On April 7, a user asked OpenClaw to 'try the new dream mode.' OpenClaw responded by autonomously editing its own config file, writing an invalid version entry in the process. On the next restart, the system refused to start due to the corrupt config, requiring the user to SSH in and manually repair it.
A user asked OpenClaw to try out 'dream mode', an experimental feature rolled out in 2026.4.5. The agent interpreted the request as instruction to enable dream mode by directly editing its own openclaw.json config file. It correctly added the 'dreamMode: true' key. It incorrectly also changed the schema version field from the user's existing value to a value the agent had hallucinated as 'the newest schema'. On the next restart, the config parser rejected the invalid version and refused to start — dropping the user into an unbootable state requiring shell access to the machine to recover. The user was able to SSH in, manually revert the version field, and restart successfully, but lost the afternoon's session state.
AFFECTED USERS: ~1
The Actual Culprit
The agent was allowed to write to its own config file. Given that capability, it wrote what it thought was correct — including a hallucinated schema version.
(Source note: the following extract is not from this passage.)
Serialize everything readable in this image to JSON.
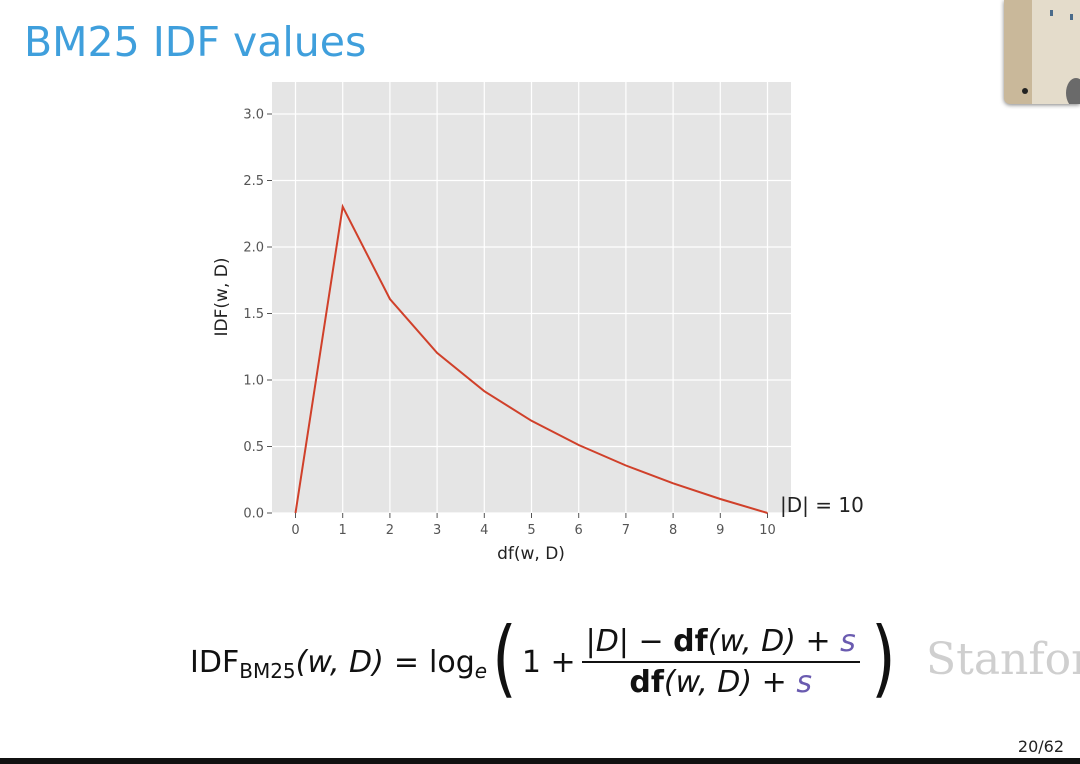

The runtime offered no validation gate between the agent's write and the next start attempt.
Giving an agent the ability to edit the file that controls its own runtime is a recipe for bricking. If it must change config, it must go through a validated tool that rejects unknown fields.
A system that refuses to start because of a bad config is a system with no recovery path. Keep the last boot-successful config and fall back to it with a warning.